Il caso politico montato intorno ad Armando Siri potrebbe avere sviluppi amari per chi sogna di mandare a casa il governo con il vecchio metodo che stravolse il quadro politico ai tempi di Tangentopoli.
Mentre continua a tenere banco la questione delle dimissioni del sottosegretario al ministero delle Infrastrutture e dei Trasporti, chieste da molti esponenti del Movimento Cinque Stelle, in preda di nuovo alle pulsioni manettare che fanno vibrare di piacere diversi gazzettieri di grido, il quotidiano “La Verità” pubblica una rivelazione attribuita a uno dei pm romani che seguono l’inchiesta: l’intercettazione della ormai mitologica telefonata tra Arata padre e figlio che incastrerebbe Siri e proverebbe l’esistenza di una mazzetta, non esiste. O, meglio, non vi è traccia del virgolettato pubblicato dal Corriere della Sera e da Repubblica.
Al centro dell’inchiesta che ha reso tesissimi i rapporti tra Lega e M5S, ci sarebbe una presunta tangente da 30mila euro che Arata avrebbe appunto consegnato a Siri in cambio di una norma da inserire nel Def e che avrebbe consentito di ampliare i finanziamenti per il settore del mini eolico retrodatando la concessione al momento della costituzione di alcune società dell’imprenditore Vito Nicastri, il “re dell’eolico”.
“Questa operazione ci è costata 30mila euro”, avrebbe detto Paolo Arata.
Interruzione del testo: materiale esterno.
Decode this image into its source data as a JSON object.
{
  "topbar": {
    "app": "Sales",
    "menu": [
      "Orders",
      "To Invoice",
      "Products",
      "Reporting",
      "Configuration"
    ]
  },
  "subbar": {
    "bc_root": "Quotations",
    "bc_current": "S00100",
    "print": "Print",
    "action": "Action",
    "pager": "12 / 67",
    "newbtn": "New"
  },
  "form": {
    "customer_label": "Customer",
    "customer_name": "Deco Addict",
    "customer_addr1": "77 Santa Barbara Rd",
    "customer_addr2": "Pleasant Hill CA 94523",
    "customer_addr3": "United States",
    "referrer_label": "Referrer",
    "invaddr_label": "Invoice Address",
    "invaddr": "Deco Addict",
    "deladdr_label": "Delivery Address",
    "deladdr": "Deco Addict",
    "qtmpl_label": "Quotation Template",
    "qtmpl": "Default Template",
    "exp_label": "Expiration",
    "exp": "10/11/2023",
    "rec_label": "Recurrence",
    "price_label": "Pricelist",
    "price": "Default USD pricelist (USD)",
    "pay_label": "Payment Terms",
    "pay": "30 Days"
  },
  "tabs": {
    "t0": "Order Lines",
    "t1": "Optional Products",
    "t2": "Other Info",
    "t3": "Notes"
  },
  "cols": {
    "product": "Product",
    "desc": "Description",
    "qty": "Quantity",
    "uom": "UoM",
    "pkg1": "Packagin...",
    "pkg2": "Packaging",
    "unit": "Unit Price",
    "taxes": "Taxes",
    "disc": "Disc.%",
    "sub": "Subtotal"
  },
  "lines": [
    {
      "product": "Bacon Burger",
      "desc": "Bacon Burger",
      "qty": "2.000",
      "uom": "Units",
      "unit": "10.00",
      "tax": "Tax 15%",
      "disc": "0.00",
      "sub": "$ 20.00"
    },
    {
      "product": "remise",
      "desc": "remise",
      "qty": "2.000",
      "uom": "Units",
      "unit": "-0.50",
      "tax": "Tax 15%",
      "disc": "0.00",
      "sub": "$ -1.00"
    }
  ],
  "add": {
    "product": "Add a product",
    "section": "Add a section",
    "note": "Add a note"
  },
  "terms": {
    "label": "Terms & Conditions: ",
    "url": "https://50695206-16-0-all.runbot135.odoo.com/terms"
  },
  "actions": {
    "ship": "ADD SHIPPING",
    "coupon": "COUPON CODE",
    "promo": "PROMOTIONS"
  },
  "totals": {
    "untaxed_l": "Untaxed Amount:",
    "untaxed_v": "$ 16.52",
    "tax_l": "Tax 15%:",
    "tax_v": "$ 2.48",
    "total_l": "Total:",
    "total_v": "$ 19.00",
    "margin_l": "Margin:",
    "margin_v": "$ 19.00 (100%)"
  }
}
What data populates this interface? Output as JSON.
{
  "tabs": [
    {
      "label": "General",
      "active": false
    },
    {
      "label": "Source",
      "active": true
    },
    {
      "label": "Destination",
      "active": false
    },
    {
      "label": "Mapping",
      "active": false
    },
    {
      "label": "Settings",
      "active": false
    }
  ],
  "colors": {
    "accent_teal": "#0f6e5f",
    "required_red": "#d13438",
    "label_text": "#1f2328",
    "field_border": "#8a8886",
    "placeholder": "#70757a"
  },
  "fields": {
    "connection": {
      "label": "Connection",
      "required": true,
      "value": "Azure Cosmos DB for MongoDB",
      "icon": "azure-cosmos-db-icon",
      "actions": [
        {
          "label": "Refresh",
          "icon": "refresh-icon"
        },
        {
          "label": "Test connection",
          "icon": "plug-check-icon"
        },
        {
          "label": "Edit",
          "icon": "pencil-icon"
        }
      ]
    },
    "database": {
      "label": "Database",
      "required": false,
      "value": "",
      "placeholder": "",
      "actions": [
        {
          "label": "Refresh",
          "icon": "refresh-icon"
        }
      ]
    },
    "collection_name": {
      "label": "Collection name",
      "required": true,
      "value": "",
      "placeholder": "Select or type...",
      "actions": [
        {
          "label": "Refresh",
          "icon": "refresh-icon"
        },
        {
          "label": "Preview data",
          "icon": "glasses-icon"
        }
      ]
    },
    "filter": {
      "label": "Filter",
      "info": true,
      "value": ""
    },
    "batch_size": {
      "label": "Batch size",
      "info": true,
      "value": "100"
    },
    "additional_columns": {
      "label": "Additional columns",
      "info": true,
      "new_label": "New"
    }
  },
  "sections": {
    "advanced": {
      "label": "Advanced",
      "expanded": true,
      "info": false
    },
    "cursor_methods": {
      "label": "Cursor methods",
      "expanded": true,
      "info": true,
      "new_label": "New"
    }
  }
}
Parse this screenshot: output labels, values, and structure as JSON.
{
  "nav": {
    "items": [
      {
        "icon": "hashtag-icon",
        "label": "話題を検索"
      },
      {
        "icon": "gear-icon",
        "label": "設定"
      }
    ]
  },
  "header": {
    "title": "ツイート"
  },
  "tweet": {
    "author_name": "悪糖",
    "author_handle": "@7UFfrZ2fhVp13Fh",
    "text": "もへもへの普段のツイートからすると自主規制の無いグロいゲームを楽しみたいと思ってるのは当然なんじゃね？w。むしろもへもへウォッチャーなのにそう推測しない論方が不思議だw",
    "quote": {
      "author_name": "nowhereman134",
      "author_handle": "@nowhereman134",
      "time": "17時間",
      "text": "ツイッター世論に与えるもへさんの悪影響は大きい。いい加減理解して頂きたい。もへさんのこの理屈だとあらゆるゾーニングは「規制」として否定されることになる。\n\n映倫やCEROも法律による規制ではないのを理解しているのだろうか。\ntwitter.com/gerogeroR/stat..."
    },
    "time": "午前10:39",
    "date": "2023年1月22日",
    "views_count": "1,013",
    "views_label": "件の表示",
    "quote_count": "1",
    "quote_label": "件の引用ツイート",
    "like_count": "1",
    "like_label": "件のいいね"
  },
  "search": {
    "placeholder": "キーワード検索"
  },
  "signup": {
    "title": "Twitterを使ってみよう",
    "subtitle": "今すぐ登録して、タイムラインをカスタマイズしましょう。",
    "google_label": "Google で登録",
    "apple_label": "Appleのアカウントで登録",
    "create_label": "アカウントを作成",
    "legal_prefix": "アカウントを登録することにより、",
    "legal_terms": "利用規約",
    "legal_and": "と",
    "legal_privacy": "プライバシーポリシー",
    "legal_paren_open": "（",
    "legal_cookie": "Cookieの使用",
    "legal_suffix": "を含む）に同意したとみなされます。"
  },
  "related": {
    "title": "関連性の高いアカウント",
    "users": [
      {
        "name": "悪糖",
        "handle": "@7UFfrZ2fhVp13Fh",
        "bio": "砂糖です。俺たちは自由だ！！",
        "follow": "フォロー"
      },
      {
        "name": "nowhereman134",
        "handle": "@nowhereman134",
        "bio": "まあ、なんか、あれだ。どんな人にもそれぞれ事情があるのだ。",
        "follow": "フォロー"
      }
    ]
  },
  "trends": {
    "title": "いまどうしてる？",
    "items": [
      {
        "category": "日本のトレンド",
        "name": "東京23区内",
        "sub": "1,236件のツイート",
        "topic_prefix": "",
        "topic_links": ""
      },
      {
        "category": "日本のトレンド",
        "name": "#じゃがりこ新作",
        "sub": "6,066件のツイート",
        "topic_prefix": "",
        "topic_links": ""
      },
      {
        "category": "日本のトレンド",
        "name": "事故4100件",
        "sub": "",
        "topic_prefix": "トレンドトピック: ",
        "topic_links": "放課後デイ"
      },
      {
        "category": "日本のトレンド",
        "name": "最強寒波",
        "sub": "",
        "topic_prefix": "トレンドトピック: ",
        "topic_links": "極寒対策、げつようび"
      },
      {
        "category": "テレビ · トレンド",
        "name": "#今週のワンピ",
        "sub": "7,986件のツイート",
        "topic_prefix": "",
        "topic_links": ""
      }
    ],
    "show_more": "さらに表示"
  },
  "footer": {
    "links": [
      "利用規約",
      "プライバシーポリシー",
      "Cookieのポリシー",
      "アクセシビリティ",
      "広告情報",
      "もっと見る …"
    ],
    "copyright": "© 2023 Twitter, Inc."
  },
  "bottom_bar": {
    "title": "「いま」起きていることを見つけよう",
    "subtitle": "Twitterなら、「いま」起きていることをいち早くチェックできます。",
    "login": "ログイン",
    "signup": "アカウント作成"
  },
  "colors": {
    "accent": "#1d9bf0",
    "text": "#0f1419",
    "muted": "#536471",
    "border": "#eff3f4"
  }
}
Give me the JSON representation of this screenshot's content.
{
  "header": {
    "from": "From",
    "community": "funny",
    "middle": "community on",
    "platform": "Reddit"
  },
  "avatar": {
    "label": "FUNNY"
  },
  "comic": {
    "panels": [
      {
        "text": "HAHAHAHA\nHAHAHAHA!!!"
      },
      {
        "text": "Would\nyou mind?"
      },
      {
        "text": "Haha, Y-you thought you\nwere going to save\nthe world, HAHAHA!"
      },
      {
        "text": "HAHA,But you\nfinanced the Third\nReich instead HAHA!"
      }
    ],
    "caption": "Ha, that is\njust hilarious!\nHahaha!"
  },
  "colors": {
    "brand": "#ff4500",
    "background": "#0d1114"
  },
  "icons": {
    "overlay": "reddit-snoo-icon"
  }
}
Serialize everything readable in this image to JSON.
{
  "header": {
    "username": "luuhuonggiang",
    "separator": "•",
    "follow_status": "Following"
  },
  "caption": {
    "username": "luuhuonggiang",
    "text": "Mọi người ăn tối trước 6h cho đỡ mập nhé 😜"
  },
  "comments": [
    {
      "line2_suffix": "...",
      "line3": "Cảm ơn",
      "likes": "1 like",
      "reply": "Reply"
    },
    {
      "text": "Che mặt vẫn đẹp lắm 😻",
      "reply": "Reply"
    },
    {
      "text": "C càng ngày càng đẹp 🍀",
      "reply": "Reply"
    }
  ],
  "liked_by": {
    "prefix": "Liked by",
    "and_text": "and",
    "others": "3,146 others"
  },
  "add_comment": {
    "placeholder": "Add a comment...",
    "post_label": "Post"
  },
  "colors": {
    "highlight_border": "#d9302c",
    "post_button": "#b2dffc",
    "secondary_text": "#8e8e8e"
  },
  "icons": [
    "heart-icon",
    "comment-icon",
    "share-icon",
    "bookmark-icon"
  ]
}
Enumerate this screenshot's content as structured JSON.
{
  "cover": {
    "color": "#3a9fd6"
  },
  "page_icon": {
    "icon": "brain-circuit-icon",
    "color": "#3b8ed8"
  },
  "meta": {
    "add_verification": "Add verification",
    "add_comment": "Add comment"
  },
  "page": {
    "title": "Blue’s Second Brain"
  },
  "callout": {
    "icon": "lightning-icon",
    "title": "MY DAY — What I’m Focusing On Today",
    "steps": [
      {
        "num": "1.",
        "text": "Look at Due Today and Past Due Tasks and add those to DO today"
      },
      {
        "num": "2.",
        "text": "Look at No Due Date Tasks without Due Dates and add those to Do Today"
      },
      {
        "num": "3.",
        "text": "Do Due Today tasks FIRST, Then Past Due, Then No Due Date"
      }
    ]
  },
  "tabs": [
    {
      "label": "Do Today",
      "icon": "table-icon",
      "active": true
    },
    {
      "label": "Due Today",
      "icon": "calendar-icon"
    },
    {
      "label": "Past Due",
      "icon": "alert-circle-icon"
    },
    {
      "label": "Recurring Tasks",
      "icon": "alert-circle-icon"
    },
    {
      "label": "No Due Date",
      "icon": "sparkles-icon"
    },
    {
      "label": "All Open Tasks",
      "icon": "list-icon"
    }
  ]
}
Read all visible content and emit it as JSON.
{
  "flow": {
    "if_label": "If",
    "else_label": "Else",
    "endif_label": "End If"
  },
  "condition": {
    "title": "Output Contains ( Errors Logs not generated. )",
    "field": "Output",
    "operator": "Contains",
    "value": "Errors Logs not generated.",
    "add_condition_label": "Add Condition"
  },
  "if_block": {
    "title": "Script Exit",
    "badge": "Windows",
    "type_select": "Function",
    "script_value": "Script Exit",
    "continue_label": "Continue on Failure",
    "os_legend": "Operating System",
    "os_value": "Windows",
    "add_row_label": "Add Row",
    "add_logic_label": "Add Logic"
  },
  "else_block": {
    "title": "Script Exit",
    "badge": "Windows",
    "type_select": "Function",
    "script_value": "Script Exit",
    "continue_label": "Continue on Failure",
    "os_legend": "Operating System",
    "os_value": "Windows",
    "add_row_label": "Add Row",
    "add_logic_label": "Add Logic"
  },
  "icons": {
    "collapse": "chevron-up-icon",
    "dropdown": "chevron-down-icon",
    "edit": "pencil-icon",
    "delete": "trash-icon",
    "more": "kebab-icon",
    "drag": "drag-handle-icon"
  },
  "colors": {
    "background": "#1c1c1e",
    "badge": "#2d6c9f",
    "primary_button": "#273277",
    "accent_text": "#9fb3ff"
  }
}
Per gli “infallibili” di via Solferino, si tratterebbe di una conversazione registrata da “una cimice piazzata dalla Dia”.
“Le intercettazioni sui giornali? Sono false. Quelle frasi non ci sono nel fascicolo”, ha confessato, invece, un inquirente anonimo al giornale di Belpietro.
Cosa accadrà adesso? Qualche focoso membro pentastellato del governo attenderà che la giustizia faccia il suo corso, nei luoghi e nei modi opportuni, oppure si affiderà ad un’intercettazione senza riscontri per regolare i conti politici con l’alleato in crescita del Carroccio, mettendo fine all’esperienza del governo giallo-verde?
“C’è una gran bella differenza tra garantismo e, diciamola così, paraculismo”, ha scritto il capo politico del Movimento Cinque Stelle, Luigi Di Maio. Nulla di più vero. Prendiamo in prestito le sue parole. Il garantismo è una cosa seria. Il “manettarismo”, al contrario, è una forma di paraculismo giustizialista che porta dritto ad un abbraccio politico con il Pd per poi spalancare le porte all’avvento di un governo Draghi.